Après trois ans d’absence, Roms a sorti sa première mixtape Prendre. Un projet haut en couleur transpirant l’identité du rappeur parisien.

Après trois année d’absence, l’ovni Roms a fait son retour pour Prendre, à son tour, ses droits sur le rap français. Roms, fier représentant du 75, nous a parlés de ses nouvelles ambitions et de son goût éternel pour la création artistique. Une passion parfaitement narrée dans sa première mixtape Prendre. Entre prises de risque, introspection et description d’un vécu de Parisien, cet enfant du 11ème arrondissement n’a rien laissé au hasard dans ce projet fait au nom de tous ceux qui lui ressemble.

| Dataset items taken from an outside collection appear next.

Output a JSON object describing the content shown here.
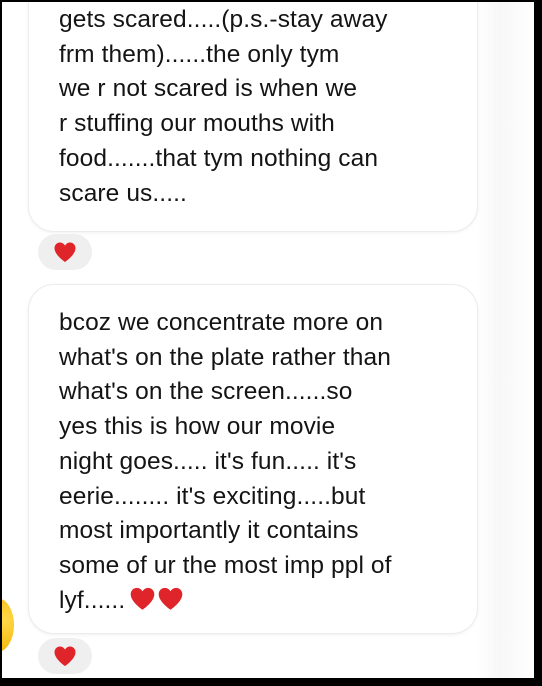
{
  "messages": [
    {
      "text": "gets scared.....(p.s.-stay away\nfrm them)......the only tym\nwe r not scared is when we\nr stuffing our mouths with\nfood.......that tym nothing can\nscare us.....",
      "reaction": "red-heart"
    },
    {
      "text": "bcoz we concentrate more on\nwhat's on the plate rather than\nwhat's on the screen......so\nyes this is how our movie\nnight goes..... it's fun..... it's\neerie........ it's exciting.....but\nmost importantly it contains\nsome of ur the most imp ppl of\nlyf......",
      "inline_emoji": [
        "red-heart",
        "red-heart"
      ],
      "reaction": "red-heart"
    }
  ],
  "colors": {
    "heart": "#e0252a",
    "bubble_border": "#ececec",
    "reaction_bg": "#efefef",
    "text": "#141414"
  }
}
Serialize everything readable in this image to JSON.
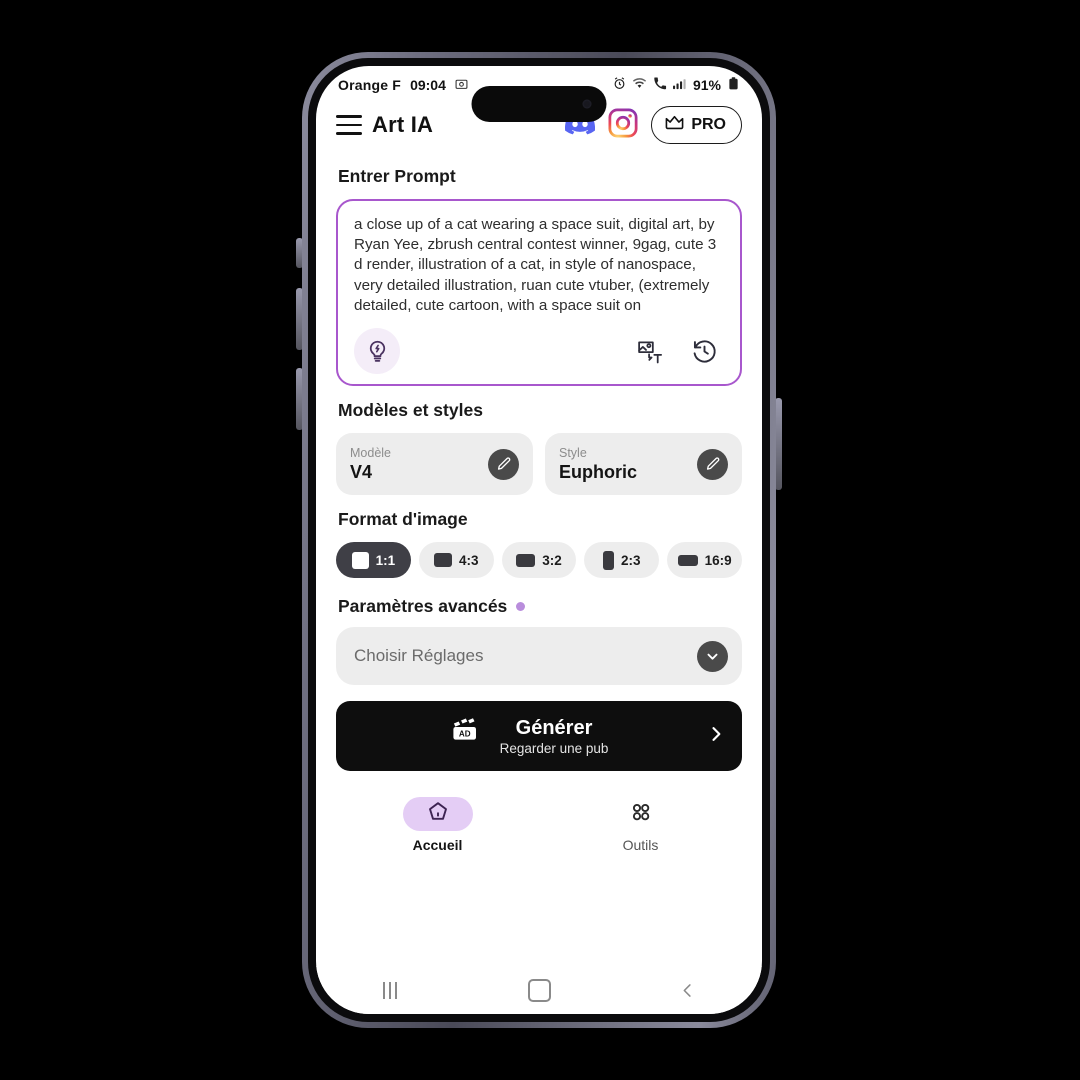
{
  "status_bar": {
    "carrier": "Orange F",
    "time": "09:04",
    "battery_percent": "91%",
    "icons": [
      "screenshot-icon",
      "alarm-icon",
      "wifi-icon",
      "wifi-calling-icon",
      "signal-icon",
      "battery-icon"
    ]
  },
  "header": {
    "menu_icon": "hamburger-menu-icon",
    "title": "Art IA",
    "discord_icon": "discord-icon",
    "instagram_icon": "instagram-icon",
    "pro_label": "PRO",
    "pro_icon": "crown-icon"
  },
  "prompt_section": {
    "title": "Entrer Prompt",
    "text": "a close up of a cat wearing a space suit, digital art, by Ryan Yee, zbrush central contest winner, 9gag, cute 3 d render, illustration of a cat, in style of nanospace, very detailed illustration, ruan cute vtuber, (extremely detailed, cute cartoon, with a space suit on",
    "idea_icon": "lightbulb-idea-icon",
    "image_to_text_icon": "image-to-text-icon",
    "history_icon": "history-icon",
    "border_color": "#a857cd"
  },
  "models_section": {
    "title": "Modèles et styles",
    "model": {
      "label": "Modèle",
      "value": "V4",
      "edit_icon": "pencil-edit-icon"
    },
    "style": {
      "label": "Style",
      "value": "Euphoric",
      "edit_icon": "pencil-edit-icon"
    }
  },
  "format_section": {
    "title": "Format d'image",
    "options": [
      {
        "label": "1:1",
        "selected": true
      },
      {
        "label": "4:3",
        "selected": false
      },
      {
        "label": "3:2",
        "selected": false
      },
      {
        "label": "2:3",
        "selected": false
      },
      {
        "label": "16:9",
        "selected": false
      }
    ]
  },
  "advanced_section": {
    "title": "Paramètres avancés",
    "badge_color": "#b98ddc",
    "dropdown_label": "Choisir Réglages",
    "dropdown_icon": "chevron-down-icon"
  },
  "generate_button": {
    "title": "Générer",
    "subtitle": "Regarder une pub",
    "ad_icon": "ad-clapperboard-icon",
    "ad_badge_text": "AD",
    "chevron_icon": "chevron-right-icon"
  },
  "bottom_nav": {
    "items": [
      {
        "label": "Accueil",
        "icon": "home-pentagon-icon",
        "active": true
      },
      {
        "label": "Outils",
        "icon": "grid-dots-icon",
        "active": false
      }
    ]
  },
  "android_nav": {
    "recents_icon": "recents-icon",
    "home_icon": "home-square-icon",
    "back_icon": "back-chevron-icon"
  }
}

Roms, on se retrouve trois ans après la sortie de ton premier EP Humain et à quelques jours de la sortie de ta première mixtape Prendre. Comment tu te sens ?

Franchement, je vais pas dire que je suis stressé, mais j’espère que ça va bien se passer. J’ai surtout hâte de montrer tout ça au public et d’évoluer avec lui.

En commençant par le titre de cette mixtape, peux-tu nous expliquer ce que tu cherches à «prendre» ?

Je sais pas si je cherche l’estime des gens ou de l’amour. Je cherche une reconnaissance à ce que je fais. J’ai vraiment envie que les gens se prennent l’émotion que je veux faire ressentir.

Comment tu as choisi ce titre ?

C’est une expression qu’on dit souvent avec les potes : «On va prendre». Ça veut dire qu’on va tout ba*ser, et nous on est une génération qui a envie de tout ba*ser. On sait pas trop pourquoi, mais même avant la musique on en avait envie. C’est pour ça qu’on a appelé la mixtape Prendre.

«Je me suis dit que les gens avaient compris cette image un peu spéciale»

On le rappelle, ton premier EP Humain est sorti en 2018, qu’est ce qui a valu une absence aussi longue ?

Il y a eu beaucoup de travail et de remise en question. Même si j’avais eu un succès de ouf avec Humain, j’aurais quand même fait une pause. Ce n’était même pas un pause pour moi, je n’avais même pas commencé. Je devais aller au studio, réfléchir à comment j’allais revenir, rencontrer d’autres producteurs qui puissent financer ma musique. C’est un tout. Mais trois ans, ça va vite en vrai. Pendant trois ans, les gens pensent que t’es dans une grotte, mais moi j’étais beaucoup au studio à réfléchir à notre stratégie, à comment on allait Prendre !

Donc c’était cette pause après Humain était déjà prévue en avance ?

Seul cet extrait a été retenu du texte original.